6. Accelerated Stability Studies

In the accelerated stability test according to ICH guidelines, 20 tablets are packed in each 10 mL high-density polyethylene (HDPE) bottle and sealed thermally, then placed in a humidity chamber ( and RH), up to 3 months. At the end of each month, postcompression tests are carried out on samples. Passing the stability test means no significant differences between postcompression studies of initial and accelerated stability samples [79, 83, 84].

7. Conclusion and Perspective

ODTs have several positive aspects compared with the other oral dosage forms. They offer low-cost treatment with improved bioavailability, efficacy, and patient compliance. They are also suitable for pediatric and geriatrics use and patients with dysphasia or parlayed psychiatric and bedridden patients. However, there are bottlenecks in their manufacturing and storage; for instance, ODTs may attract water from the surrounding since excipients used in the formulation can disintegrate in minimum water. In addition, some people have ethical constraints for animal products like gelatin. Moreover, bitterness which may remain in the mouth after swallowing the saliva due to ineffective taste masking affects patient’s compliance. Dosing of the formulation in the direct compression and more effervescent usage are other challenges ahead of the formulation. Additionally, the development of ODTs with lipophilic API is complicated, and environmental pollution and toxicity risks are two other drawbacks related to OTDs’ preparation methods.

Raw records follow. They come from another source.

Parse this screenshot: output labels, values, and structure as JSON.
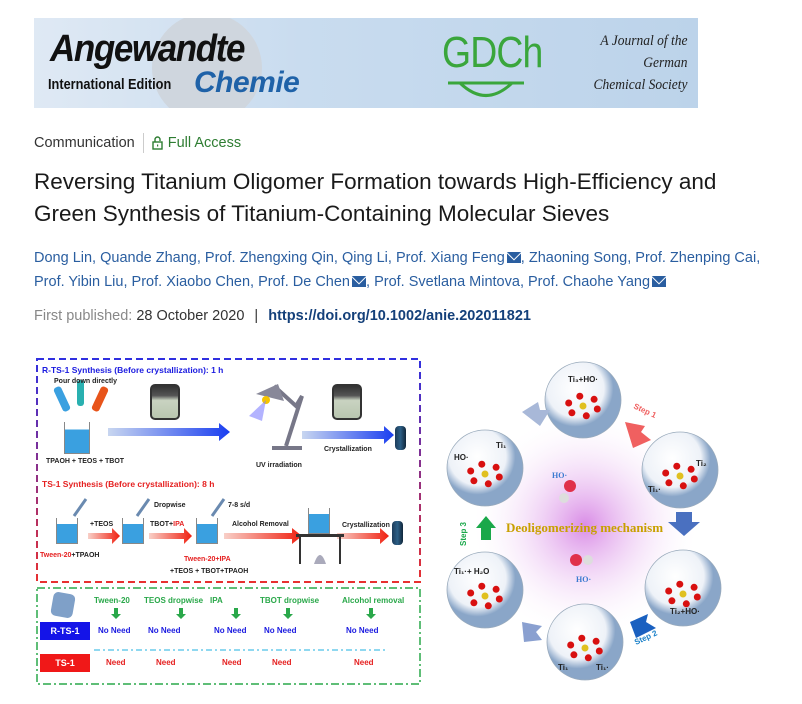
{
  "banner": {
    "journal_line1": "Angewandte",
    "journal_edition": "International Edition",
    "journal_line2": "Chemie",
    "society_logo": "GDCh",
    "society_line1": "A Journal of the",
    "society_line2": "German",
    "society_line3": "Chemical Society"
  },
  "meta": {
    "article_type": "Communication",
    "access_label": "Full Access",
    "access_icon": "lock-icon",
    "access_color": "#2e7d32"
  },
  "title": "Reversing Titanium Oligomer Formation towards High-Efficiency and Green Synthesis of Titanium-Containing Molecular Sieves",
  "authors": [
    {
      "name": "Dong Lin",
      "email": false
    },
    {
      "name": "Quande Zhang",
      "email": false
    },
    {
      "name": "Prof. Zhengxing Qin",
      "email": false
    },
    {
      "name": "Qing Li",
      "email": false
    },
    {
      "name": "Prof. Xiang Feng",
      "email": true
    },
    {
      "name": "Zhaoning Song",
      "email": false
    },
    {
      "name": "Prof. Zhenping Cai",
      "email": false
    },
    {
      "name": "Prof. Yibin Liu",
      "email": false
    },
    {
      "name": "Prof. Xiaobo Chen",
      "email": false
    },
    {
      "name": "Prof. De Chen",
      "email": true
    },
    {
      "name": "Prof. Svetlana Mintova",
      "email": false
    },
    {
      "name": "Prof. Chaohe Yang",
      "email": true
    }
  ],
  "published": {
    "label": "First published:",
    "date": "28 October 2020",
    "separator": "|",
    "doi": "https://doi.org/10.1002/anie.202011821"
  },
  "figure": {
    "rts1_title": "R-TS-1 Synthesis (Before crystallization): 1 h",
    "pour": "Pour down directly",
    "rts1_mix": "TPAOH + TEOS + TBOT",
    "uv": "UV irradiation",
    "cryst1": "Crystallization",
    "ts1_title": "TS-1 Synthesis (Before crystallization): 8 h",
    "teos": "+TEOS",
    "dropwise": "Dropwise",
    "tbot": "TBOT+",
    "ipa": "IPA",
    "rate": "7-8 s/d",
    "alcohol": "Alcohol Removal",
    "cryst2": "Crystallization",
    "tween_red": "Tween-20",
    "tween_rest": "+TPAOH",
    "mix2_red": "Tween-20+IPA",
    "mix2_rest": "+TEOS + TBOT+TPAOH",
    "table": {
      "headers": [
        "Tween-20",
        "TEOS dropwise",
        "IPA",
        "TBOT dropwise",
        "Alcohol removal"
      ],
      "rows": [
        {
          "label": "R-TS-1",
          "values": [
            "No Need",
            "No Need",
            "No Need",
            "No Need",
            "No Need"
          ]
        },
        {
          "label": "TS-1",
          "values": [
            "Need",
            "Need",
            "Need",
            "Need",
            "Need"
          ]
        }
      ]
    },
    "mechanism": {
      "center": "Deoligomerizing mechanism",
      "ho_top": "HO·",
      "ho_bottom": "HO·",
      "step1": "Step 1",
      "step2": "Step 2",
      "step3": "Step 3",
      "bubbles": [
        "Ti₃+HO·",
        "Ti₂",
        "Ti₁·",
        "Ti₂+HO·",
        "Ti₁",
        "Ti₁·",
        "Ti₁·+ H₂O",
        "HO·",
        "Ti₁"
      ]
    }
  }
}
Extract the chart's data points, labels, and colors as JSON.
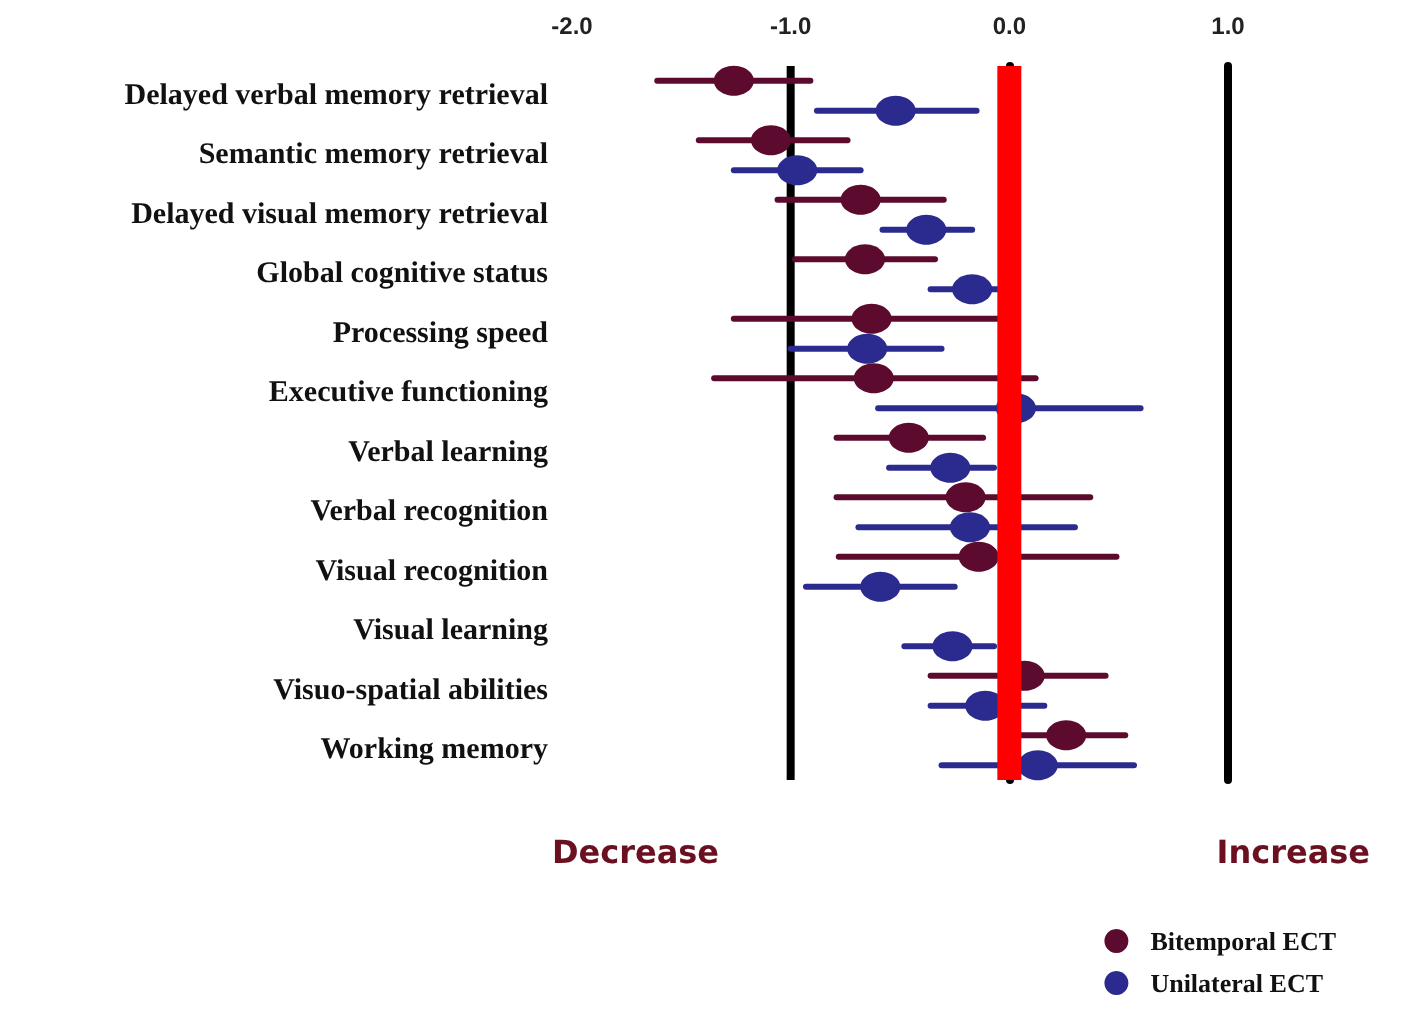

With the recent developments in the pharmaceutical sciences, limitations like short half-life have been solved. ODTs with controlled release properties such as Cotempla XR-ODT™, Adzenys XR-ODT™ as extended-release forms, and Dexilant® as the only dual delayed-release could be mentioned as examples. However, according to the data in Table 1, there are not many delayed-release and multiple-dose ODTs in the market.

Novel multichannel ODTs which allow water to penetrate the core have solved the disintegration problem. Sublimation and melt granulation methods which do not require solvents may help tackle environmental issues. Besides, particles manufactured by melt granulation are controlled-release and cost-effective.

Last but not least, new techniques such as the Aston test which was able to distinguish different ODTs with narrow disintegration time windows, as well as between immediate-release tablets and ODTs, have paved the way for evaluating ODT formulation. However, there are still some unsolved problems, and it is hoped that recent advances in formulation technology and the emergence of excipients like Ludiflash, Pharmaburst, F-melt, and modified chitosan would help overcome some of the limitations.

Conflicts of Interest

The authors declare no conflicts of interest.